9 years for a hoard

If you doubt that perseverance is a quality highly required for a good detectorist, just have a look on this testify:

“My name is Glenn Lister, i am 52 years old. I have been metal detecting on and off for 30 years and I have been a member of the North West Metal detecting club for 17 years. The club is based in Manchester, England. I am the Finds Recording Officer for my club which makes me responsible for recording some of our club finds alongside our local Portable Antiquities Scheme Finds Liaison Officer. I have been using the ‘XP Goldmaxx Power’ for approximately 6 years and would not consider using any other make of machine except ‘XP’. My finds rate on Hammered, Roman and Anglo Saxon coinage increased substantially once I started using the ‘Goldmaxx Power’.

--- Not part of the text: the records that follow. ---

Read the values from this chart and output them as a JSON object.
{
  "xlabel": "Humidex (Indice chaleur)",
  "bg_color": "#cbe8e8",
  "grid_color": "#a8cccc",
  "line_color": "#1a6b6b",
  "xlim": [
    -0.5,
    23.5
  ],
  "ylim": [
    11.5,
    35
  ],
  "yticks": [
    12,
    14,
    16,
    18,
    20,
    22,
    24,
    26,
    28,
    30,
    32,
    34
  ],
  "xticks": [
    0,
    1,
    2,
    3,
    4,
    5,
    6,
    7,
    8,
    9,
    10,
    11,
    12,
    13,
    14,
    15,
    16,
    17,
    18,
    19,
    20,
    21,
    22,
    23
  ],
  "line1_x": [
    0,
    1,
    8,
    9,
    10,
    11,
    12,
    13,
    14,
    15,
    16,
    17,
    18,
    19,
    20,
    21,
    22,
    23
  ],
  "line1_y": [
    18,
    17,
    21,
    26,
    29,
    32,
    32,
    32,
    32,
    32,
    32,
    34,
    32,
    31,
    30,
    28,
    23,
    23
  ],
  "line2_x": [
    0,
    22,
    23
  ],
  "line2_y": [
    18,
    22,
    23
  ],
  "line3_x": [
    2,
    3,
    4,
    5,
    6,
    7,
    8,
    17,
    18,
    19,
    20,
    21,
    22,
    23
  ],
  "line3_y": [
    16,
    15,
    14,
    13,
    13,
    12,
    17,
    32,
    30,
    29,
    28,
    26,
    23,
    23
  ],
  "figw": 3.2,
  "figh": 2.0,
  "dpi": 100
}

The Anglo -Saxon Gold finds are part of a Hoard discovered by myself and two of my North West Club mates who are Cyril Askew and Dennis O’Neil. I found the Arm Ring in September 2013 and it was the first signal.

I received on stepping onto the field! I was overjoyed to have found Ancient Gold again so quickly! Approximately 15 minutes later Cyril found his A- Type Bracteate in the area where the other Bracteates had been found previously.

The hoard has been uncovered over a period of 9 years from 2004 to 2013. I have personally found 2 x A-Type Gold Bracteates*, The Gold Arm ring or Bracelet and a Copper Alloy Arm Ring that had been gilded.

deux braceletsDennis found 2 x B-Type Bracteates and Cyril found 1 x A-Type Bracteates.


All the finds have been deliberately damaged before being deposited into the ground. This could possibly be a sign of Ritual activity connected to Burial or Cremation activities or there may be some other as yet unknown reason for the damage. An Archaeological Excavation of the findspot is planned for September 2014 which will hopefully bring to light more finds and maybe give a clearer explanation of why the hoard was concealed.

In the latest Treasure report received in respect to the Arm Ring and Cyrils Bracteates progressing through the UK Treasure Act process, Charlotte Behr of the University of Roehampton suggests; ” The combined weight of Circa 93 grams of Gold including the Pendants and the Gold Bracelet makes this find the heaviest Gold find in Anglo -Saxon England between the late Roman coin hoard from Patching, Sussex and the 7th Century coin hoards from Sutton Hoo (Suffolk) and Crondall (Hampshire) »! In addition to this the 2 x A – Type Bracteates found by myself are believed to be the Largest in diameter and the heaviest in weight to be found in Britain so far !

Roll on September 2014 when we will get the opportunity to detect this fantastic field again!”

XP team wishes you good luck for September, Guys. Waiting for hearing from you!

*A bracteate (from the Latin bractea, a thin piece of metal) is a flat, thin, single-sided gold medal worn as jewelry that was produced in Northern Europe predominantly during the Migration Period of the Germanic Iron Age (including the Vendel era in Sweden). The term is also used for thin discs, especially in gold, to be sewn onto clothing in the ancient world, as found for example in the ancient Persian Oxus Treasure, and also later silver coins produced in central Europe during the early Middle Ages (Wikipedia).